I volunteer at a couple of small business incubators and programs. I was sitting in on a mock pitch last week and giving some pointers on how the entrepreneur could polish their pitchdeck and overall presentation. I figured I’d put these up so people can take a look. The below are offered to any startup looking to raise money:
- Know The Numbers Inside And Out. This goes without saying. Know your company’s existing financials and future projections cold. Know it all on a macro and micro level, and be able to talk about it from either end. Know your overall financials but also know what your profit margin is on a single sale of your product. If you are using projections, make sure you have solid backing for how you came up with the numbers. There’s a difference between realistic optimism and naive exuberance that investors can smell a mile away.
- Sell The Company’s Culture. Your startup is likely selling something, whether a good or service. Whatever it is, use the same type of sales techniques you use to sell your good or service to sell the company itself to investors. If there’s something the investors don’t like about the way you are selling your product, they likely won’t invest anyway, and even if they did the relationship may be rocky from the start.
- Talk About Customers As Opposed To Users. Customers are the ones that pay you. Users are the ones that use your product, but may or many not actually pay you for it (if they do they are both a customer and a user). I’ve heard plenty of pitches about getting users, but when the monetization question comes up (it always does), the entrepreneur will give a canned answer about something like possibly selling ads in the future, making it sound like the company’s goal is too lofty to actually make money. No for-profit company is below making money, and making that money needs to be part of your business plan today, not when you have 1,000,000 users. Even if the short term goal is all about getting users, figure out the long term play and make sure its a viable way to get paid.
- Take A Team Approach. Tout your own and your business team’s experience. Investors are investing in the team as much as the company and product.
- Know Who You Are Pitching To. You likely wouldn’t have gotten to the point where a VC or angel was talking to you unless they had some interest, but you should do your homework on them and their backgrounds prior to the pitch and tailor the pitch accordingly. Its also not a bad idea to have multiple versions of a pitch, some examples are: (a) short to the point market overview, niche your startup is targeting in the market and how you can exploit it (b) overly technical presentation if the VC group is made up of PhD types (c) detailed financial presentation, or (d) a combination of the above or different points to stress.
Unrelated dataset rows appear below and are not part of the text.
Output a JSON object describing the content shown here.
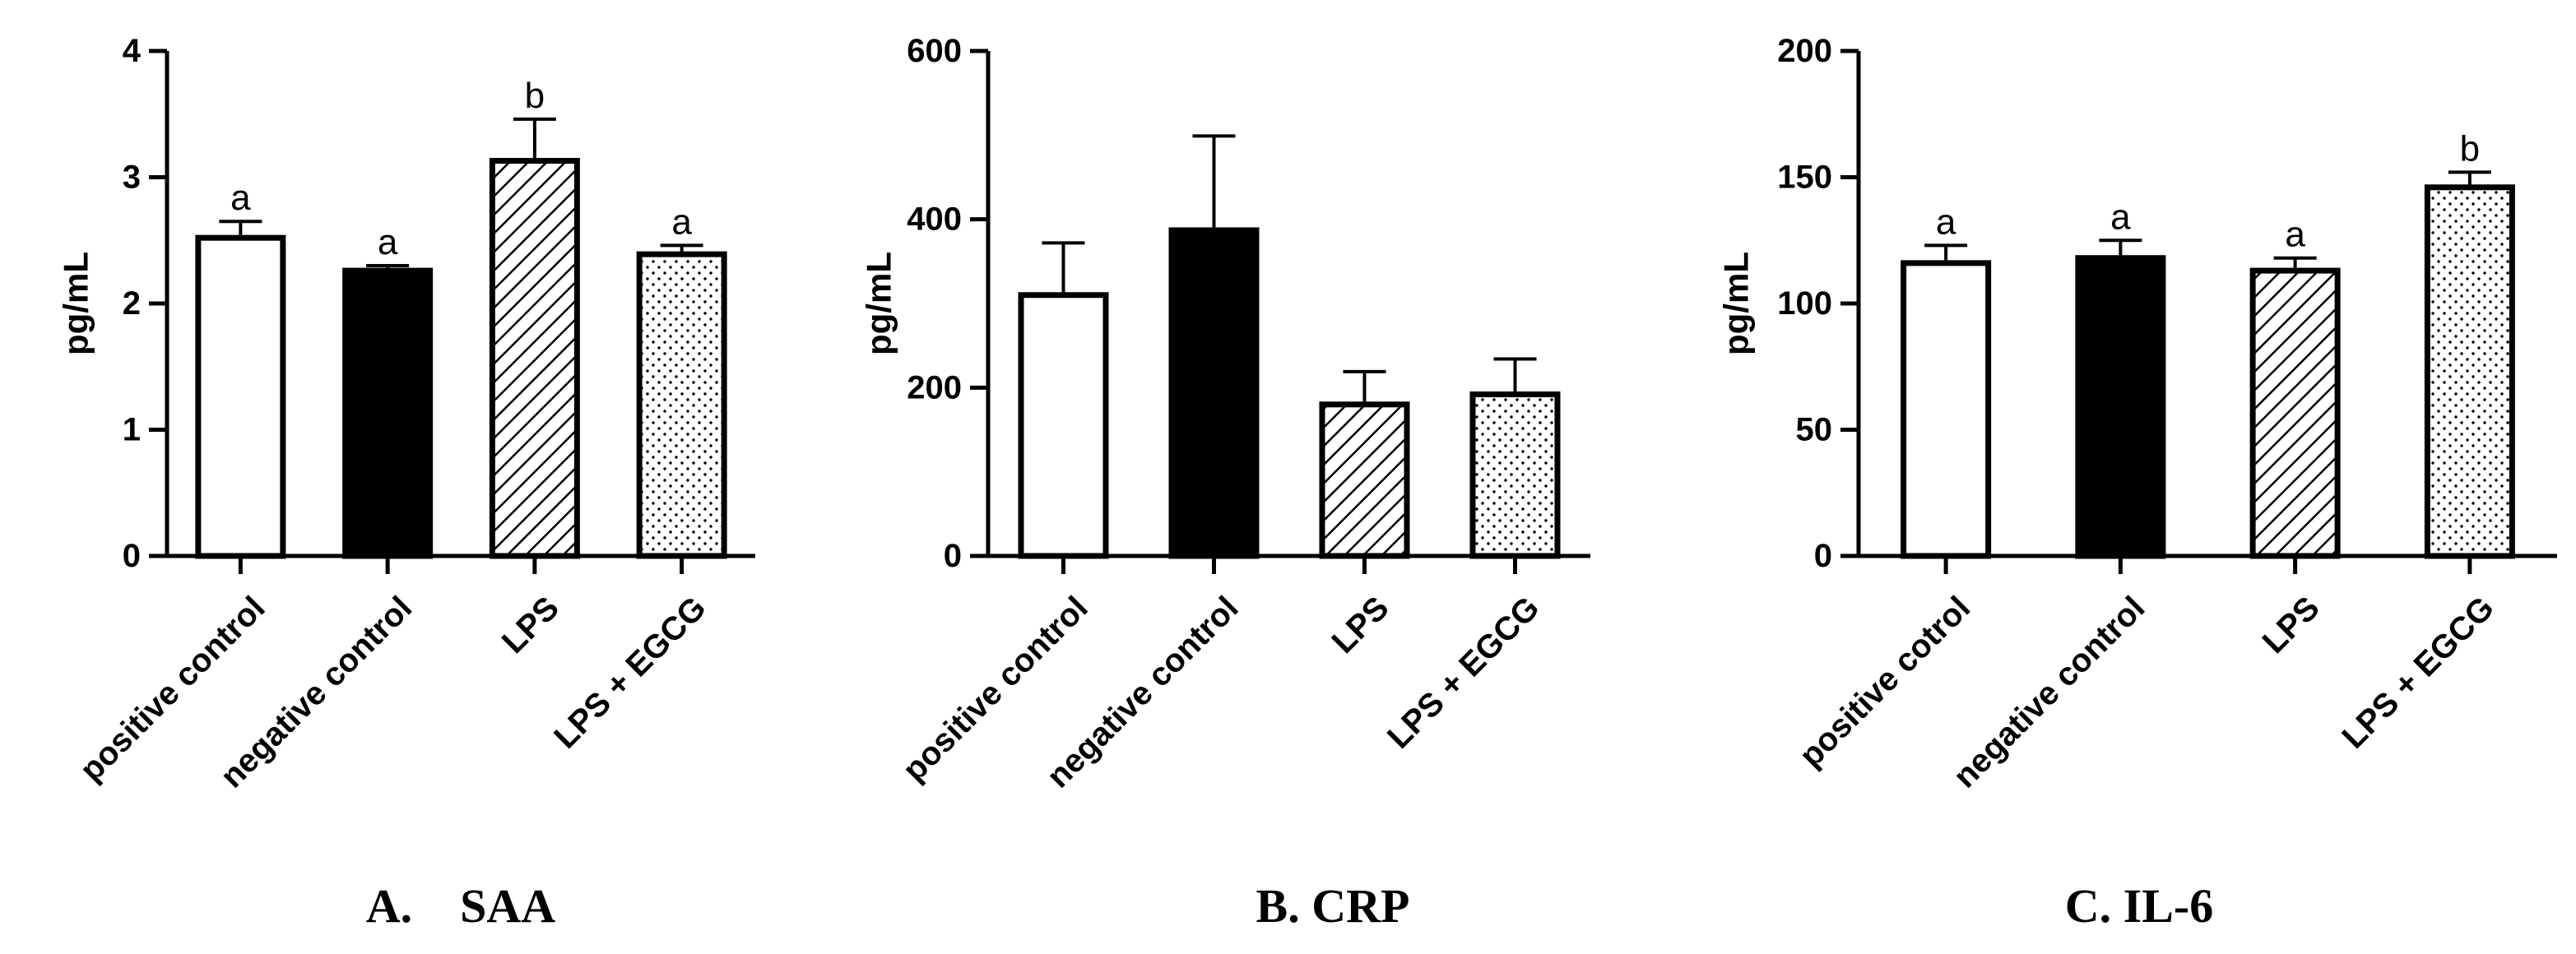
{
  "chart_data": [
    {
      "type": "bar",
      "caption": "A.    SAA",
      "ylabel": "pg/mL",
      "ylim": [
        0,
        4
      ],
      "yticks": [
        0,
        1,
        2,
        3,
        4
      ],
      "categories": [
        "positive control",
        "negative control",
        "LPS",
        "LPS + EGCG"
      ],
      "values": [
        2.52,
        2.26,
        3.13,
        2.39
      ],
      "errors": [
        0.13,
        0.04,
        0.33,
        0.07
      ],
      "significance": [
        "a",
        "a",
        "b",
        "a"
      ],
      "fills": [
        "white",
        "black",
        "hatch",
        "dots"
      ]
    },
    {
      "type": "bar",
      "caption": "B. CRP",
      "ylabel": "pg/mL",
      "ylim": [
        0,
        600
      ],
      "yticks": [
        0,
        200,
        400,
        600
      ],
      "categories": [
        "positive control",
        "negative control",
        "LPS",
        "LPS + EGCG"
      ],
      "values": [
        310,
        387,
        180,
        192
      ],
      "errors": [
        62,
        112,
        39,
        42
      ],
      "significance": [
        "",
        "",
        "",
        ""
      ],
      "fills": [
        "white",
        "black",
        "hatch",
        "dots"
      ]
    },
    {
      "type": "bar",
      "caption": "C. IL-6",
      "ylabel": "pg/mL",
      "ylim": [
        0,
        200
      ],
      "yticks": [
        0,
        50,
        100,
        150,
        200
      ],
      "categories": [
        "positive cotrol",
        "negative control",
        "LPS",
        "LPS + EGCG"
      ],
      "values": [
        116,
        118,
        113,
        146
      ],
      "errors": [
        7,
        7,
        5,
        6
      ],
      "significance": [
        "a",
        "a",
        "a",
        "b"
      ],
      "fills": [
        "white",
        "black",
        "hatch",
        "dots"
      ]
    }
  ],
  "colors": {
    "ink": "#000000",
    "background": "#ffffff"
  }
}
- Be Able To Explain Your Company And What It Does On A Basic Level. I’ve had plenty of bosses that have said: “If you can’t explain a complex concept to a twelve year old then you don’t really understand it yourself.” (I’m sure this quote is attributable to someone famous). Over time I’ve figured out that the maxim holds true. If you have complex intellectual property but are pitching to VCs with business backgrounds, make sure you can explain the intellectual property to them in a way that makes sense. Another sub-point here: some technical entrepreneurs can double as great frontmen CEO-types who can give smooth presentations and interact with anyone in the business community. Some technical entrepreneurs can’t do it, and there’s nothing wrong with that, but realize that fact and maybe bring on a frontman with polished presentation/sales skills.
- Objectively Layout Your Competition. How far along are your competitors? How will you catch up? How are you different? If you have areas you need to work on this is a good place to state it and why the company needs the money to bone up in these areas. And how doing so will lead to crushing your competition.
- Avoid Clichéd Comparisons. I personally don’t like to hear companies compare themselves to an existing company. I realize it can sometimes make it easier to explain what your company does (see point 6 above though), but to hear that your company is the next Facebook for zoologists, or the Foursquare of frat parties, the Twitter of tech nerds, doesn’t do it for me. If you have a comparison that makes sense or helps explain I think its ok to do (such as “We are like [insert company name] in this aspect because ….”). But I’d suggest avoiding this altogether.
- Tout The Company’s Benefits and Uniqueness. If you have a huge leg up on competition, an unbelievable advisor, or existing investors, then let people know. Obviously if you are raising a round of financing and already have a lead investor, or even any investors, let people know this. Companies that already are already associated with prominent VCs, or have well known VCs after them, become more attractive to other VCs. Its like the average looking guy that has a best friend who just happens to be female, and is a drop dead gorgeous blonde. If he rolls into the bar with her, the other gorgeous girls (who otherwise wouldn’t give the average guy the time of day) will see he’s friendly with the blond friend and then get interested in the average looking guy themselves. There’s some psychological explanation that eludes me, but its human nature.
- Sell With Swagger. You need to have everything down pat for your pitch, you need to know it backwards and forwards. You also need to anticipate the likely questions that VCs will ask you (I’ll do another post on this). Once you have everything down cold, you need to place a sheen on it. You need to turn up your salesman skills to get the people you pitch to interested in what you are cooking. People will invest in people that can make them believe. If you can’t sell yourself, your team and your company to the investor, the investor is pretty sure you can’t sell anything to a customer. You need to project the type of confidence that will instill trust in the people who are cutting you a check. Remember not to go overboard though. Some people don’t like arrogance but everyone likes justified confidence.